Completar um cinqüentenário é sempre motivo de comemoração. E é nesse clima que o poeta Luís Antonio Cajazeira Ramos tem vivenciado seus 50 anos. Uma prova disso é a publicação do seu novo livro, Mais que sempre (Rio de Janeiro: 7Letras, 2007), uma edição bem cuidada que faz jus ao conteúdo que envolve.
Além de trazer 24 sonetos inéditos no capítulo de abertura, Mais que sempre faz uma viagem pela obra de Luís Antonio, reapresentando poemas de seus três livros anteriores, distribuídos em cinco capítulos, arrumação esta que exigiu do poeta o cumprimento da árdua tarefa de escolher.

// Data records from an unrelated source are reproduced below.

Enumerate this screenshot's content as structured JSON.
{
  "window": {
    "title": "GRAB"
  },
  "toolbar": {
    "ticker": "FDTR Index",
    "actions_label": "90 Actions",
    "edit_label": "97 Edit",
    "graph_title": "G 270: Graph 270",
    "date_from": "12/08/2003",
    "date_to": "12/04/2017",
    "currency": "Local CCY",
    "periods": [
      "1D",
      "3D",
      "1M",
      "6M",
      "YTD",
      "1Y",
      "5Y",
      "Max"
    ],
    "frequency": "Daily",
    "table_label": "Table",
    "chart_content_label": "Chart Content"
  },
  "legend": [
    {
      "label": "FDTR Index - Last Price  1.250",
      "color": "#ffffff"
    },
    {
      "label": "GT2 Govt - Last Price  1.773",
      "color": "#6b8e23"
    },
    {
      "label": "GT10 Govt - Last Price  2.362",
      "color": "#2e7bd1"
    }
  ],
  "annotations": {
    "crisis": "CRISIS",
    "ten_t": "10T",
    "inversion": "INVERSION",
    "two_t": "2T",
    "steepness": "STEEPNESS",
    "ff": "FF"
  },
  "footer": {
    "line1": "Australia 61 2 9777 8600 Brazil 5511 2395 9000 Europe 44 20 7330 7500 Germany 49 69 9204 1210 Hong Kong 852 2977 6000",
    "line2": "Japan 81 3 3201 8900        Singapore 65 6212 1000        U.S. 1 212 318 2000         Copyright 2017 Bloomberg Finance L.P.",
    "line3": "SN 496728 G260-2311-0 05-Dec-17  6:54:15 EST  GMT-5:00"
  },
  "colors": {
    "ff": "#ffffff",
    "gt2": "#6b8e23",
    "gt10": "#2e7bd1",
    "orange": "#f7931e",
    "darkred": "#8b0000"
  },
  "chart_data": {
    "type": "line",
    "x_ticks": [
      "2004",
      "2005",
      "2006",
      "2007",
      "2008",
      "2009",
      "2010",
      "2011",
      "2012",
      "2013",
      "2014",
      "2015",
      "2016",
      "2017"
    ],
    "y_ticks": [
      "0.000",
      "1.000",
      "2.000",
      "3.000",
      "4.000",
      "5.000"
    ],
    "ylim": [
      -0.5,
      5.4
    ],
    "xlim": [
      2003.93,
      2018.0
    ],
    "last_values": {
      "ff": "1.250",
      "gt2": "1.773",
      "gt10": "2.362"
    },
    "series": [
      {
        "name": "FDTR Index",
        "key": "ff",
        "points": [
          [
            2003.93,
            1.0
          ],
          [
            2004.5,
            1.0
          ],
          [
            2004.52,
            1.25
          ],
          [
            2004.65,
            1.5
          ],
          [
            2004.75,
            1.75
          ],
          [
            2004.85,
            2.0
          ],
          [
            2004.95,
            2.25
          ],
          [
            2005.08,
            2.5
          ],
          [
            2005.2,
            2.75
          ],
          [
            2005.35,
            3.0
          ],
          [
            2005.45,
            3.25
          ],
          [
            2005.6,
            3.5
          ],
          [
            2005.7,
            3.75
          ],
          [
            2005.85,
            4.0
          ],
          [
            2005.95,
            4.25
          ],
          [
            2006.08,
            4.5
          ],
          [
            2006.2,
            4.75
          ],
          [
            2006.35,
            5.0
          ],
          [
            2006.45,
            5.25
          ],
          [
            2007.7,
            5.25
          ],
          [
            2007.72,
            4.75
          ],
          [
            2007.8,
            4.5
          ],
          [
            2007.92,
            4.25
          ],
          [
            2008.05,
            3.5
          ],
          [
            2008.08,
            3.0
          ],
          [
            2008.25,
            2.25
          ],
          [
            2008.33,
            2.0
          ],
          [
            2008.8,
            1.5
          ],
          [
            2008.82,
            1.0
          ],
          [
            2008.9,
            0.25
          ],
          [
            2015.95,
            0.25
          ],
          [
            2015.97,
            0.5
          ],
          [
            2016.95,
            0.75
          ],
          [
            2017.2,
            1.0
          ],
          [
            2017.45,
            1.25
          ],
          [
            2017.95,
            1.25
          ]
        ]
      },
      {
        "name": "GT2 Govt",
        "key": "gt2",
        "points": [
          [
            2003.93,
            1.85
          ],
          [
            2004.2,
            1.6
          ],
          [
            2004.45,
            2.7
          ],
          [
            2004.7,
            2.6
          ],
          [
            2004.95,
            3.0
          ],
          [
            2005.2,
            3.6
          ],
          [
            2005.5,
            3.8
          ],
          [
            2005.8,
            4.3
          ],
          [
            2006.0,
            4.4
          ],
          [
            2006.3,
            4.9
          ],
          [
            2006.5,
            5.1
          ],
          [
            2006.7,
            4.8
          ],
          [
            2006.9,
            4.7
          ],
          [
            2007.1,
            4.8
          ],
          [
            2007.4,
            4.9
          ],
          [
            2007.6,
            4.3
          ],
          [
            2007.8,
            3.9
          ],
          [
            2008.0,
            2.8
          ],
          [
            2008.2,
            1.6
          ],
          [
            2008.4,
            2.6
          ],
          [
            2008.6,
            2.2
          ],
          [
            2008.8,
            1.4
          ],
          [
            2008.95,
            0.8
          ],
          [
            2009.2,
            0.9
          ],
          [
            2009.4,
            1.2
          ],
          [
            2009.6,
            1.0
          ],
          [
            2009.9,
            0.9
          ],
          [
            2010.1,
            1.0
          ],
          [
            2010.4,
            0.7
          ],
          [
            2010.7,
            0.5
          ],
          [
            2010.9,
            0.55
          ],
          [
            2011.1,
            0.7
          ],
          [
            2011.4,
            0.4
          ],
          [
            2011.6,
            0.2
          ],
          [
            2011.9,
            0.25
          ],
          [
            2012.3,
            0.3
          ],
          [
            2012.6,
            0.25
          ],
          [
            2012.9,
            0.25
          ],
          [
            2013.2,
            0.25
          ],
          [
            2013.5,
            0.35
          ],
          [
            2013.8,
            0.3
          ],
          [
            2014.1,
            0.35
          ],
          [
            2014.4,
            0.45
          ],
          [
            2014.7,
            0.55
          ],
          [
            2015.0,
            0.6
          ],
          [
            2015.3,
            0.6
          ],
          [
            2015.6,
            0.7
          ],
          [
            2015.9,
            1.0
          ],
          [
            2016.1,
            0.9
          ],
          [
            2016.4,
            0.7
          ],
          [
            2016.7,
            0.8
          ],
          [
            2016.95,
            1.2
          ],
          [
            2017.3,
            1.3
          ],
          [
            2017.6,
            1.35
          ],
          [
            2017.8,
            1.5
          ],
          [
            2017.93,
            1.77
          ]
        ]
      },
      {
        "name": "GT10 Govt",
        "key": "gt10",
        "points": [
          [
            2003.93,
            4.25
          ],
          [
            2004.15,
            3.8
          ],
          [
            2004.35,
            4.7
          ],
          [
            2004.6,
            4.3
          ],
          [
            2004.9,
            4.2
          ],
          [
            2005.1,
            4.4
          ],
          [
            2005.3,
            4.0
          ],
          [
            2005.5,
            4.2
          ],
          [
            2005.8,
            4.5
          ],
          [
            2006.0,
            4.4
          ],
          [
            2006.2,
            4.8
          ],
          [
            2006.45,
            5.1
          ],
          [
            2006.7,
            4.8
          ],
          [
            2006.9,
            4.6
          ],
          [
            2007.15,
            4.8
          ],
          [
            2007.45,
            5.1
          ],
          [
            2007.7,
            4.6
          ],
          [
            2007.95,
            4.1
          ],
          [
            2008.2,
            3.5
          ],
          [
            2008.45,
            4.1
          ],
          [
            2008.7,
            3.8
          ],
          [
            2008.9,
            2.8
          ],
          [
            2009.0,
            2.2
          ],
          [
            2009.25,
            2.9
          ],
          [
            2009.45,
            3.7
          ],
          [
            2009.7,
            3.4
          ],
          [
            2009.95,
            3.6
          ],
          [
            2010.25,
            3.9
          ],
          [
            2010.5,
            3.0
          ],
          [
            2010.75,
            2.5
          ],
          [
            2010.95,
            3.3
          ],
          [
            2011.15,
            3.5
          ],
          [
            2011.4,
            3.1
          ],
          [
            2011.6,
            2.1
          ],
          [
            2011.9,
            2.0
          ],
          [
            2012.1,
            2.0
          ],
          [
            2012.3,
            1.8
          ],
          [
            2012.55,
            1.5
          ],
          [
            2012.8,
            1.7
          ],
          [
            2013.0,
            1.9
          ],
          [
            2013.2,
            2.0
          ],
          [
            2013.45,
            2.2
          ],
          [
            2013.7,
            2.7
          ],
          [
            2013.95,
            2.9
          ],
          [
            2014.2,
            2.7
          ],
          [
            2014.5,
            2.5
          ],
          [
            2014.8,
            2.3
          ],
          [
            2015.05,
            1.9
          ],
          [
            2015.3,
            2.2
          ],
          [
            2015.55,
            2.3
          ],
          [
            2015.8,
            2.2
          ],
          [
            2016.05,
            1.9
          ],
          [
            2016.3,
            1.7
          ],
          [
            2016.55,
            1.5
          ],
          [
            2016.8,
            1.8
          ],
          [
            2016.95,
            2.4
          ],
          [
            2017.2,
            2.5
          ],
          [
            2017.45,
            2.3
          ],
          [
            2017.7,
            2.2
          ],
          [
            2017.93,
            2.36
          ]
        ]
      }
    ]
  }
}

Assim, os poemas do livro Temporal temporal (2002), vencedor do Prêmio Nacional Gregório de Matos, da Academia de Letras da Bahia, encontram-se nos capítulos “Temporal temporal” e “Lucidez insana”. Os elegidos de Como se (1999), nas seções “Estos do estio” e “Veia Vernal”. Na seção final, “Fiat breu”, estão os poemas do livro homônimo, de 1996.
Destacar este ou aquele poema dessa antologia coesa é querer padecer do sofrimento que o autor experimentou ao fazer a sua seleção.
É certo que sonetos como “Pantomima”, “Véspera do dia dos mortos”, “O amor de minha vida” e “Religião poética” têm-se tornado emblemáticos dentro da trajetória de Luís Antonio. Mas o seu tom é tão marcante, que, ao se ler o livro, fica a impressão de que estamos diante de um único poema.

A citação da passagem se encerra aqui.